Hi I am working on a project which deals with large amount of data. I have a text file of around 2 GB with key value pairs and each key has multiple values. I need to extract all the keys in a different file, as I need the keys for testing a particular feature.
The format of the file is:
:k: k1 :v: {XYZ:{id:"k1",score:0e0,tags:null},ABC:[{XYZ:{id:"k1",score:0e0,tags:null},PQR:[{id:"ID1",score:71.85e0,tags:[{color:"DARK"},{Type:"S1"},{color:"BLACK"}]},MetaData:{RuleId:"R3",Score:66.26327129015809e0,Quality:"GOOD"}},{XYZ:{id:"k1",score:0e0,tags:null},PQR:[..(same as above format)..],MetaData:{RuleId:"R3",Score:65.8234565409752e0,Quality:"GOOD"}} ::
//same pattern repeats with different keys, and a new line
When I search ":k: " in the file using CTRL+F, these keys only get highlighted. SO I think this kind of pattern is no where in the file except the start of the line
Like these there are thousands of keys.
And I want all these keys (k1, k2) extracted to a separate file for testing.

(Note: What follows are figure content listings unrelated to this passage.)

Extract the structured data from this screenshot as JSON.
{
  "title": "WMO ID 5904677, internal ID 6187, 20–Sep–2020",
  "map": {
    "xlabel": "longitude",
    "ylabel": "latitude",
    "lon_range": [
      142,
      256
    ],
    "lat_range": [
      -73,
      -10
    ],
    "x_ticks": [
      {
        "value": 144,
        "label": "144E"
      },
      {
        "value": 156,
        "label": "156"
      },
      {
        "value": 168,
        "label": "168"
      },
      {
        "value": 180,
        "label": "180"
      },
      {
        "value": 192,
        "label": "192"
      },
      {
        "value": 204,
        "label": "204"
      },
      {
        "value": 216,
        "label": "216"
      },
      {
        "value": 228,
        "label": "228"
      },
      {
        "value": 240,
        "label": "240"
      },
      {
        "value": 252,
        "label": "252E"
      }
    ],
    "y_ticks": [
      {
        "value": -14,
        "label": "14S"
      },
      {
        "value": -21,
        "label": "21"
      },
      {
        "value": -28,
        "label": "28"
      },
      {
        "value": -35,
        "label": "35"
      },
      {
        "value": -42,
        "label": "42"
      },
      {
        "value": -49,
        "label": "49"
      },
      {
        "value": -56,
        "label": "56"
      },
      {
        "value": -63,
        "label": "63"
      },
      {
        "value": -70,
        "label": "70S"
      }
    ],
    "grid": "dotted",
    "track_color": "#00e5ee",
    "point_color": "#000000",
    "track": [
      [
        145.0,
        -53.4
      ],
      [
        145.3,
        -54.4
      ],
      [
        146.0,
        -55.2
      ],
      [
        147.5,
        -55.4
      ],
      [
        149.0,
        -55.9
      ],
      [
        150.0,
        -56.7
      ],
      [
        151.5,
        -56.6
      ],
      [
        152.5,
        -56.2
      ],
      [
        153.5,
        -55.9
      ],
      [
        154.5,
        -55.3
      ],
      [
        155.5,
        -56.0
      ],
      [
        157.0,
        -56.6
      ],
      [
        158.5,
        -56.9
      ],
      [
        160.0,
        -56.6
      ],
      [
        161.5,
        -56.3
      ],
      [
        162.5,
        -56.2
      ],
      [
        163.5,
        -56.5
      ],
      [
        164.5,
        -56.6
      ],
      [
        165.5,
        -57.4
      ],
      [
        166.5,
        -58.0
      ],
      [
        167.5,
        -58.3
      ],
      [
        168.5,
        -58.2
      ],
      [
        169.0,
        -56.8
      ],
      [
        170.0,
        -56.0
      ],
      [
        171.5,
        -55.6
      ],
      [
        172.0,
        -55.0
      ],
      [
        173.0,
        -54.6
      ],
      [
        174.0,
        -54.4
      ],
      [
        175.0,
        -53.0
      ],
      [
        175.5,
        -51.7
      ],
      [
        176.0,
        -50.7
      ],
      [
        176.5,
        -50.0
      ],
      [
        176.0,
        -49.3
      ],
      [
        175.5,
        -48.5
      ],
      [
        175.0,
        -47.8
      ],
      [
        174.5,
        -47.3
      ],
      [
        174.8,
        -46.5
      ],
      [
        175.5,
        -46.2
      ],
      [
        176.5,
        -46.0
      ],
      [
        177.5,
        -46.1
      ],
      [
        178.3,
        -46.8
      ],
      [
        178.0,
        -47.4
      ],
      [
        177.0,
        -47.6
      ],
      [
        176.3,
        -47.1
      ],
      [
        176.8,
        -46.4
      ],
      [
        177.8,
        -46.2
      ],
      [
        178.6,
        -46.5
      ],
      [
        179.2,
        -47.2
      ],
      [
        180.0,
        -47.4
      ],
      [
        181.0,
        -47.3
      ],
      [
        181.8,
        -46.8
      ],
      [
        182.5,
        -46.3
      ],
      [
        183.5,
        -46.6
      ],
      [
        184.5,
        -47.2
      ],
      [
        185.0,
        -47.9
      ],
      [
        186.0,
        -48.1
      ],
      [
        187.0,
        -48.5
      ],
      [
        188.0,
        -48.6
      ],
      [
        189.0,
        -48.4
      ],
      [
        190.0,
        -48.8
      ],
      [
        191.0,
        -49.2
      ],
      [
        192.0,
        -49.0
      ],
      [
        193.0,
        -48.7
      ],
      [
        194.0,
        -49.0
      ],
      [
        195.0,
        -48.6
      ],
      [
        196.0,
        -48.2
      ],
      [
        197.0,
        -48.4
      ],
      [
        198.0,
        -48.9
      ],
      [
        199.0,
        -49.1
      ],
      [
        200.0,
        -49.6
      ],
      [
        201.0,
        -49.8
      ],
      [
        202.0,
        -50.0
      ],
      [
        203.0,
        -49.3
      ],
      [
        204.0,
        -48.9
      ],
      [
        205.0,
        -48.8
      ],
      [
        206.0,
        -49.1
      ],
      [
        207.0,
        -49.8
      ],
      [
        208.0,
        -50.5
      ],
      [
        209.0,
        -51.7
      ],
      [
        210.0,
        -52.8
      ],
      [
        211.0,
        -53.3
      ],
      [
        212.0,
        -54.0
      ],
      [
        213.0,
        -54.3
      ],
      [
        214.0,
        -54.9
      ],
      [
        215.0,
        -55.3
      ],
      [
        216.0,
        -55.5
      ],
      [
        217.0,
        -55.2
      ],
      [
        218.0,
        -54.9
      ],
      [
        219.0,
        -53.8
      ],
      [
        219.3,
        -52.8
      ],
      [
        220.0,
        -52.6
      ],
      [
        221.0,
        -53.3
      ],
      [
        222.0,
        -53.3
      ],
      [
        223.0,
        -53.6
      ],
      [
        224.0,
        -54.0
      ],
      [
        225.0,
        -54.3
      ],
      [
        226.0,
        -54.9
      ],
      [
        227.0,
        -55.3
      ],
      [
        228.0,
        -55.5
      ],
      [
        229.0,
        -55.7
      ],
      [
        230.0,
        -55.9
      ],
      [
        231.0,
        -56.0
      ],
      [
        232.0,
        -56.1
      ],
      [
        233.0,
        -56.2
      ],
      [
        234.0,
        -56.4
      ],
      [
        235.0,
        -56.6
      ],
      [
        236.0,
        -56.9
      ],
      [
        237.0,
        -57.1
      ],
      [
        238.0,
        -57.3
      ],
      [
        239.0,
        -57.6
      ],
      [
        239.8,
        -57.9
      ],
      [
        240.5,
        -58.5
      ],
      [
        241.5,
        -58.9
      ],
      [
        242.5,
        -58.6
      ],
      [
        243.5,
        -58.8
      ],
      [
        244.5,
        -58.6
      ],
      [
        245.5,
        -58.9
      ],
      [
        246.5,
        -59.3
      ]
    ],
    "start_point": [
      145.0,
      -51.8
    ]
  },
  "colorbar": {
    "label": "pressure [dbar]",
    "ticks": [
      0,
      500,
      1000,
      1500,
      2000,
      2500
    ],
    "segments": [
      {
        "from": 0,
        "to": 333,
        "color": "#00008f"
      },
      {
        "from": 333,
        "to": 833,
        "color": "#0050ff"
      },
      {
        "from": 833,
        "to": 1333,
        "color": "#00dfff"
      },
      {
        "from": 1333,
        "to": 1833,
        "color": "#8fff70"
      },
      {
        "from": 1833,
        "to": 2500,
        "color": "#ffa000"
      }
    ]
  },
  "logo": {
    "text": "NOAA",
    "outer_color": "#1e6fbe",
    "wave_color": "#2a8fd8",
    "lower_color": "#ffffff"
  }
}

There are multiple lines for :k: and want to separate (k1, k2, ..) in a separate file. How can I do this?
Python is also fine for me. I can use regular expressions in python or maybe use "sed" shell command. Please help me out here how I can use these to extract the keys.
Can someone help me in writing a shell/python script for same. I know its very trivial but I'm novice to all this kind of data processing.
Also focusing on optimizing the run time, as the data is very large.